Verkehrte Eisenbahnwelt in Sachsen: Derzeit mit Chemnitz und teilweise auch Dresden vom Fernverkehr weitgehend abgekoppelt, wird Sachsen eine Woche lang zum Nabel des Schienenverkehrs. Vom 7. bis zum 13. April steigt eines der größten Bahnfestivals in Europa, feiert Deutschland den 175. Geburtstag seiner ersten Fernbahn von Leipzig nach Dresden.

Nach dreijähriger Bauzeit rollte am 7. April 1839 der erste Zug der Leipzig-Dresdner Eisenbahn-Compagnie über die Fernlinie. Die zwei englischen Loks „Robert Stephenson“ und „Elefant“ mit 15 Wagen im Schlepp brauchten für die fast 120 Kilometer rund vier Stunden. „Bis dahin hatte die Reise mit der Postkutsche mindestens zwei Tage gedauert“, beschreibt Joachim Breuninger, Direktor des Verkehrsmuseums Dresden, die technische Revolution.

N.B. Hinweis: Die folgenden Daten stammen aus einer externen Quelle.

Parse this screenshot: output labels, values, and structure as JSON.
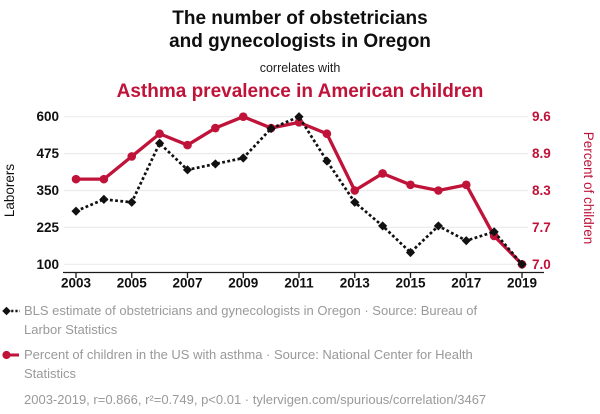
{
  "header": {
    "title": "The number of obstetricians and gynecologists in Oregon",
    "connector": "correlates with",
    "subtitle": "Asthma prevalence in American children"
  },
  "colors": {
    "accent": "#c01339",
    "black_series": "#111111",
    "muted_text": "#999999",
    "grid": "#ececec",
    "axis": "#1a1a1a"
  },
  "chart_data": {
    "type": "line",
    "x": [
      2003,
      2004,
      2005,
      2006,
      2007,
      2008,
      2009,
      2010,
      2011,
      2012,
      2013,
      2014,
      2015,
      2016,
      2017,
      2018,
      2019
    ],
    "x_tick_labels": [
      "2003",
      "2005",
      "2007",
      "2009",
      "2011",
      "2013",
      "2015",
      "2017",
      "2019"
    ],
    "series": [
      {
        "name": "BLS estimate of obstetricians and gynecologists in Oregon",
        "axis": "left",
        "style": "dashed-diamond",
        "color": "#111111",
        "values": [
          280,
          320,
          310,
          510,
          420,
          440,
          460,
          560,
          600,
          450,
          310,
          230,
          140,
          230,
          180,
          210,
          100
        ]
      },
      {
        "name": "Percent of children in the US with asthma",
        "axis": "right",
        "style": "solid-circle",
        "color": "#c01339",
        "values": [
          8.5,
          8.5,
          8.9,
          9.3,
          9.1,
          9.4,
          9.6,
          9.4,
          9.5,
          9.3,
          8.3,
          8.6,
          8.4,
          8.3,
          8.4,
          7.5,
          7.0
        ]
      }
    ],
    "left_axis": {
      "label": "Laborers",
      "min": 100,
      "max": 600,
      "ticks": [
        "100",
        "225",
        "350",
        "475",
        "600"
      ]
    },
    "right_axis": {
      "label": "Percent of children",
      "min": 7.0,
      "max": 9.6,
      "ticks": [
        "7.0",
        "7.7",
        "8.3",
        "8.9",
        "9.6"
      ]
    },
    "grid": true,
    "legend_position": "bottom"
  },
  "legend": {
    "items": [
      {
        "marker": "black-diamond-dashed",
        "label": "BLS estimate of obstetricians and gynecologists in Oregon · Source: Bureau of Larbor Statistics"
      },
      {
        "marker": "red-circle-solid",
        "label": "Percent of children in the US with asthma · Source: National Center for Health Statistics"
      }
    ]
  },
  "footer": {
    "stats": "2003-2019, r=0.866, r²=0.749, p<0.01 · tylervigen.com/spurious/correlation/3467"
  }
}
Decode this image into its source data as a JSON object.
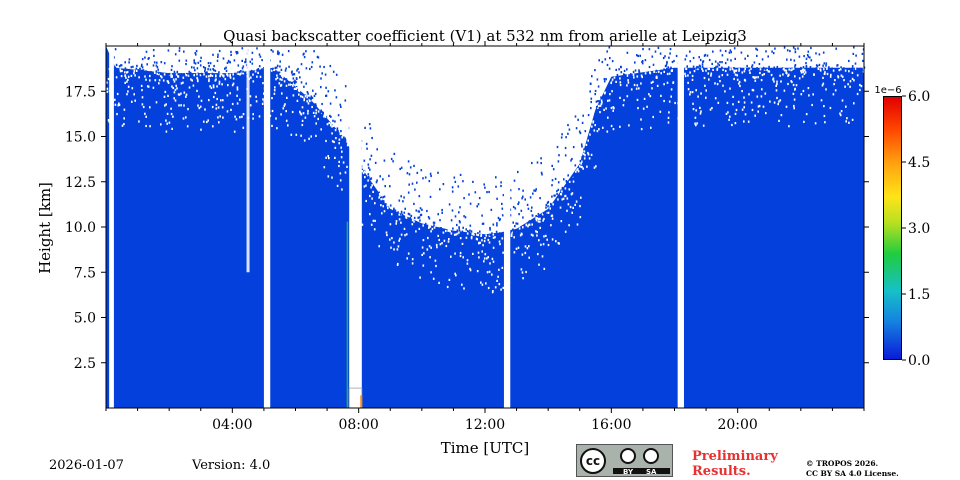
{
  "chart_data": {
    "type": "heatmap",
    "title": "Quasi backscatter coefficient (V1) at 532 nm from arielle at Leipzig3",
    "xlabel": "Time [UTC]",
    "ylabel": "Height [km]",
    "x_range_hours": [
      0,
      24
    ],
    "y_range_km": [
      0,
      20
    ],
    "x_ticks": [
      {
        "hour": 4,
        "label": "04:00"
      },
      {
        "hour": 8,
        "label": "08:00"
      },
      {
        "hour": 12,
        "label": "12:00"
      },
      {
        "hour": 16,
        "label": "16:00"
      },
      {
        "hour": 20,
        "label": "20:00"
      }
    ],
    "y_ticks": [
      {
        "value": 2.5,
        "label": "2.5"
      },
      {
        "value": 5.0,
        "label": "5.0"
      },
      {
        "value": 7.5,
        "label": "7.5"
      },
      {
        "value": 10.0,
        "label": "10.0"
      },
      {
        "value": 12.5,
        "label": "12.5"
      },
      {
        "value": 15.0,
        "label": "15.0"
      },
      {
        "value": 17.5,
        "label": "17.5"
      }
    ],
    "colorbar": {
      "min": 0.0,
      "max": 6.0,
      "exponent_label": "1e−6",
      "ticks": [
        {
          "value": 0.0,
          "label": "0.0"
        },
        {
          "value": 1.5,
          "label": "1.5"
        },
        {
          "value": 3.0,
          "label": "3.0"
        },
        {
          "value": 4.5,
          "label": "4.5"
        },
        {
          "value": 6.0,
          "label": "6.0"
        }
      ]
    },
    "background_color": "#0441dc",
    "data_gaps_hours": [
      [
        0.1,
        0.25
      ],
      [
        5.0,
        5.2
      ],
      [
        7.7,
        8.1
      ],
      [
        12.6,
        12.8
      ],
      [
        18.1,
        18.3
      ]
    ],
    "noise_floor_km": [
      {
        "hour": 0.3,
        "km": 18.8
      },
      {
        "hour": 2.0,
        "km": 18.5
      },
      {
        "hour": 4.0,
        "km": 18.5
      },
      {
        "hour": 5.3,
        "km": 18.8
      },
      {
        "hour": 6.5,
        "km": 17.0
      },
      {
        "hour": 7.5,
        "km": 15.0
      },
      {
        "hour": 8.2,
        "km": 13.0
      },
      {
        "hour": 9.0,
        "km": 11.0
      },
      {
        "hour": 10.0,
        "km": 10.2
      },
      {
        "hour": 11.0,
        "km": 9.8
      },
      {
        "hour": 12.0,
        "km": 9.6
      },
      {
        "hour": 12.5,
        "km": 9.7
      },
      {
        "hour": 13.0,
        "km": 9.9
      },
      {
        "hour": 14.0,
        "km": 11.0
      },
      {
        "hour": 15.0,
        "km": 13.5
      },
      {
        "hour": 15.5,
        "km": 16.5
      },
      {
        "hour": 16.0,
        "km": 18.3
      },
      {
        "hour": 18.0,
        "km": 18.8
      },
      {
        "hour": 20.0,
        "km": 18.8
      },
      {
        "hour": 24.0,
        "km": 18.8
      }
    ]
  },
  "footer": {
    "date": "2026-01-07",
    "version": "Version: 4.0",
    "license_badge": {
      "main": "cc",
      "by": "BY",
      "sa": "SA"
    },
    "preliminary_line1": "Preliminary",
    "preliminary_line2": "Results.",
    "copyright_line1": "© TROPOS 2026.",
    "copyright_line2": "CC BY SA 4.0 License."
  }
}
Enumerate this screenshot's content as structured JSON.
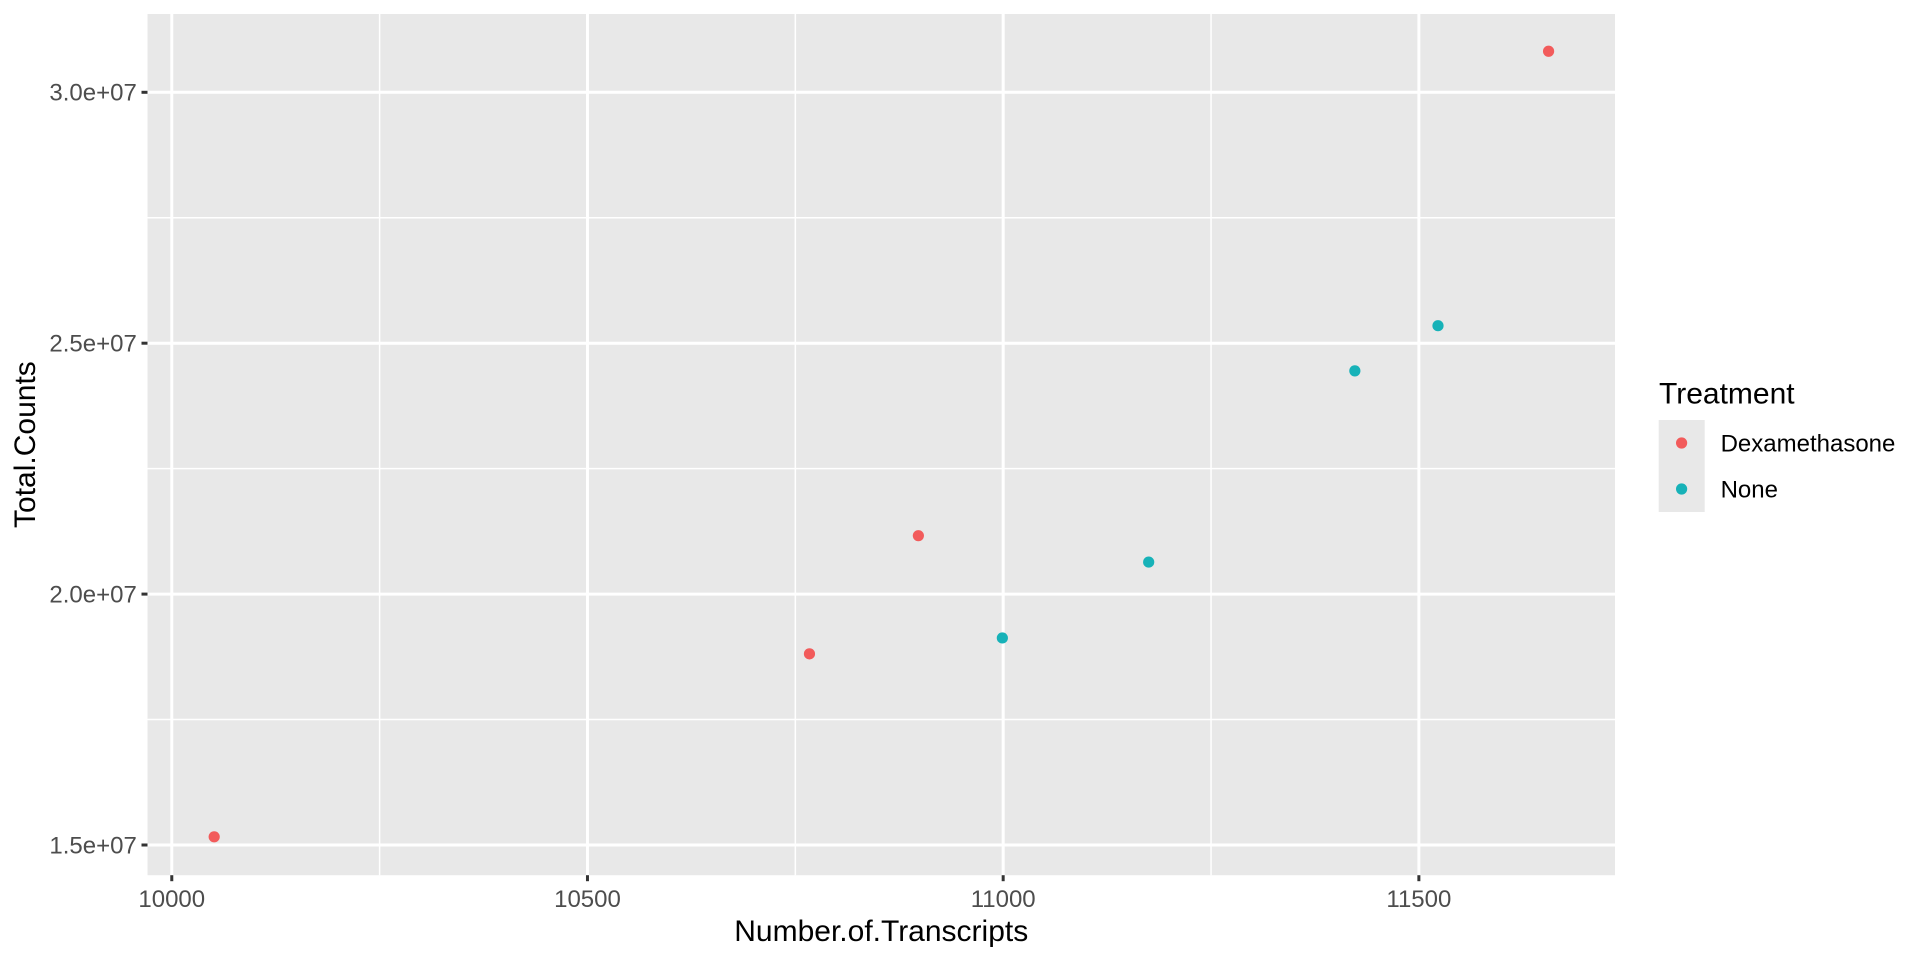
{
  "chart_data": {
    "type": "scatter",
    "title": "",
    "xlabel": "Number.of.Transcripts",
    "ylabel": "Total.Counts",
    "x_ticks": [
      {
        "value": 10000,
        "label": "10000"
      },
      {
        "value": 10500,
        "label": "10500"
      },
      {
        "value": 11000,
        "label": "11000"
      },
      {
        "value": 11500,
        "label": "11500"
      }
    ],
    "y_ticks": [
      {
        "value": 15000000,
        "label": "1.5e+07"
      },
      {
        "value": 20000000,
        "label": "2.0e+07"
      },
      {
        "value": 25000000,
        "label": "2.5e+07"
      },
      {
        "value": 30000000,
        "label": "3.0e+07"
      }
    ],
    "x_minor_ticks": [
      10250,
      10750,
      11250
    ],
    "y_minor_ticks": [
      17500000,
      22500000,
      27500000
    ],
    "xlim": [
      9970.8,
      11735.9
    ],
    "ylim": [
      14398167,
      31560382
    ],
    "grid": "white major and minor gridlines on grey panel",
    "legend_position": "right",
    "series": [
      {
        "name": "Dexamethasone",
        "color": "#F25B5B",
        "points": [
          {
            "x": 10051,
            "y": 15163415
          },
          {
            "x": 10767,
            "y": 18809481
          },
          {
            "x": 10898,
            "y": 21164133
          },
          {
            "x": 11656,
            "y": 30818215
          }
        ]
      },
      {
        "name": "None",
        "color": "#17B2B8",
        "points": [
          {
            "x": 10999,
            "y": 19126151
          },
          {
            "x": 11175,
            "y": 20637971
          },
          {
            "x": 11423,
            "y": 24448408
          },
          {
            "x": 11523,
            "y": 25348649
          }
        ]
      }
    ]
  },
  "legend": {
    "title": "Treatment"
  },
  "colors": {
    "background": "#FFFFFF",
    "panel": "#E8E8E8",
    "legend_key": "#E8E8E8",
    "gridline": "#FFFFFF",
    "tick_mark": "#333333",
    "tick_label": "#4D4D4D",
    "axis_title": "#000000",
    "legend_text": "#000000"
  }
}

Am kommenden Geburtstag eröffnet die Deutsche Bahn (DB) mit einer Sonderfahrt von Leipzig nach Dresden die Jubelfeiern. „Wir werden mit einem modernen ICE 3 in den ungefähren Fahrzeiten des historischen Eröffnungszuges von Leipzig nach Dresden fahren“, blickt der Konzernbevollmächtigte für Sachsen, Artur Stempel, voraus und ergänzt: „Da wir die Strecke heute in einer Stunde schaffen, werden wir die gewonnene Zeit für Halte in Wurzen, Oschatz und Riesa mit Festveranstaltungen ausfüllen.“

Das wird die Bahnfreunde freuen, denn Fernhalte sind dort längst keine Selbstverständlichkeit mehr. Auch an den Anblick des neuesten ICE-Hochgeschwindigkeitszuges werden sich die Dresdner nicht gewöhnen können. Wie DB-Manager Stempel gegenüber der SZ einräumt, macht „das neue Paradepferd der DB“ nur für die Geburtstagsfeier mal einen Abstecher nach Ostsachsen. Die neue Baureihe 407, die nach mehrjähriger Lieferverzögerung erst kurz vor Weihnachten die Zulassung für die Doppeltraktion erhalten hatte, komme anderswo in Deutschland zum Einsatz. „Vielleicht ja auf der neuen Rennstrecke Berlin–Leipzig–München“, so Stempels Hoffnung. Immerhin hätte Sachsens Landeshauptstadt etwa auf der dümpelnden Berlin-Verbindung ab 2017 Aussicht auf den ICx – als Ersatz für die in die Jahre gekommene Intercity- und Eurocityflotte.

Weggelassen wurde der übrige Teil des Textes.